The group hatched a plan to save Rasho’s life over dinner at the Piazza Italiana, a popular Italian restaurant in Hanover in late November 2015. Less than a month later, Rasho arrived in Germany for her surgery, but was first taken to see her mother and sister-in-law. Alyas describes the sight of Rasho the same way her own father described her appearance in his doorway the year before. “It was like a dead person coming back to life,” she says. They were so inseparable the week before Rasho’s surgery they even shared a bed.

Rasho’s operation at the International Neurosurgery Institute in Hanover last January was a success. She returned to the hospital on a gray and rainy morning three weeks later in her knit hat, black puffy jacket, and jeans for a small celebration in her honor. The surgeons who saved her, the donor who funded her operation, and Dinnayi were all there to wish her well. Rasho smiled graciously at everyone’s blessings, but mostly she stared at her phone, unable to comprehend the conversations around her.

With the surgery behind her, Rasho was just beginning to confront the new reality of her life in Germany. She was relocated from her sister-in-law’s apartment to a similar building for refugees in a city 150 miles from Alyas and her mother, for bureaucratic reasons she didn’t understand. She didn’t speak any German and was still adapting to the strangeness of her new country. But she was unequivocal in her determination to move forward. “I want to learn German and integrate myself here,” she said.

Nearly a year later, she is more open about setbacks. She talks about an inability to feel fully happy with her brothers and father still gone. About her mental health, all she will say is that she is still not “comfortable,” and that she occasionally has flashbacks from her time in captivity so powerful they cause her to faint.

Kizilhan says the fainting is her body’s way of persevering when the panic triggered by her flashbacks becomes too much to bear. But Rasho says the fainting spells are happening less frequently and she is feeling a little bit better as time goes by.

Resilient as ever, she and Alyas have each found new reasons to determinedly forge ahead.

Alyas, who carried her frightened toddler for four hours through the streets of Mosul to save his life is now finding that he and his brother are saving hers. Ensuring a secure future for them has become the driving motivation in her life. Her schedule revolves around their doctor’s visits and nursery school, which she carts them to and from in a double stroller, her brown ponytail no longer concealed beneath the dark headscarf she used to wear to mourn the loss of their father. “My children are my future. They are like a spouse for me,” she says.

Rasho, meanwhile, has a new light in her life—an unexpected new love.

Ahmed, a 21-year-old Yazidi man who also fled the IS genocide, escaping with his family to Germany, specifically sought out a fellow survivor with whom he could build a new future abroad.
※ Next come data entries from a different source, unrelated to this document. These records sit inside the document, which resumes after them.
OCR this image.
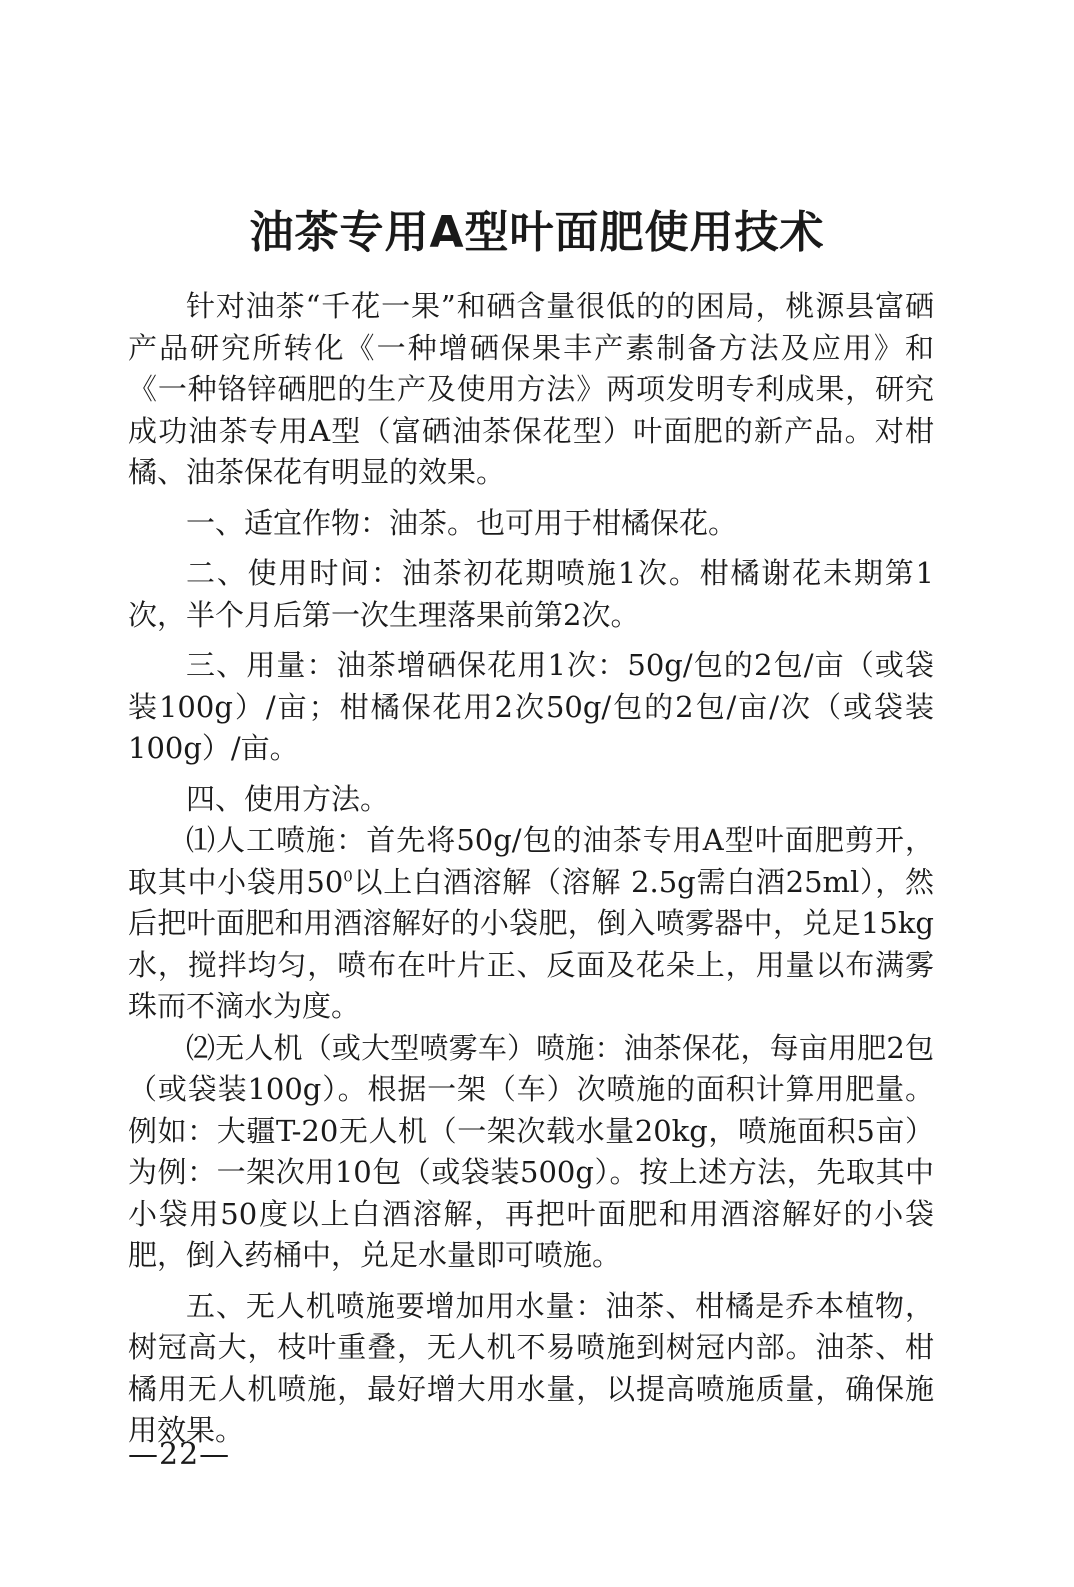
油茶专用A型叶面肥使用技术

针对油茶“千花一果”和硒含量很低的的困局，桃源县富硒产品研究所转化《一种增硒保果丰产素制备方法及应用》和《一种铬锌硒肥的生产及使用方法》两项发明专利成果，研究成功油茶专用A型（富硒油茶保花型）叶面肥的新产品。对柑橘、油茶保花有明显的效果。

一、适宜作物：油茶。也可用于柑橘保花。

二、使用时间：油茶初花期喷施1次。柑橘谢花未期第1次，半个月后第一次生理落果前第2次。

三、用量：油茶增硒保花用1次：50g/包的2包/亩（或袋装100g）/亩；柑橘保花用2次50g/包的2包/亩/次（或袋装100g）/亩。

四、使用方法。

⑴人工喷施：首先将50g/包的油茶专用A型叶面肥剪开，取其中小袋用$50^0$以上白酒溶解（溶解 2.5g需白酒25ml），然后把叶面肥和用酒溶解好的小袋肥，倒入喷雾器中，兑足15kg水，搅拌均匀，喷布在叶片正、反面及花朵上，用量以布满雾珠而不滴水为度。

⑵无人机（或大型喷雾车）喷施：油茶保花，每亩用肥2包（或袋装100g）。根据一架（车）次喷施的面积计算用肥量。例如：大疆T-20无人机（一架次载水量20kg，喷施面积5亩）为例：一架次用10包（或袋装500g）。按上述方法，先取其中小袋用50度以上白酒溶解，再把叶面肥和用酒溶解好的小袋肥，倒入药桶中，兑足水量即可喷施。

五、无人机喷施要增加用水量：油茶、柑橘是乔本植物，树冠高大，枝叶重叠，无人机不易喷施到树冠内部。油茶、柑橘用无人机喷施，最好增大用水量，以提高喷施质量，确保施用效果。

—22—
A mutual friend asked Rasho if she would be willing to meet him. “At first I refused, but later I thought about it and decided I might need [the support],” she says.

They communicated only by phone at first, texting and chatting for months before Rasho finally agreed to meet. The relationship developed quickly from there and the two married at a small ceremony last June. Instead of wearing a traditional white gown, Rasho chose a handmade red, white, and yellow dress made to resemble a Yazidi flag—a symbol of pride and power to mark the new beginning in her life.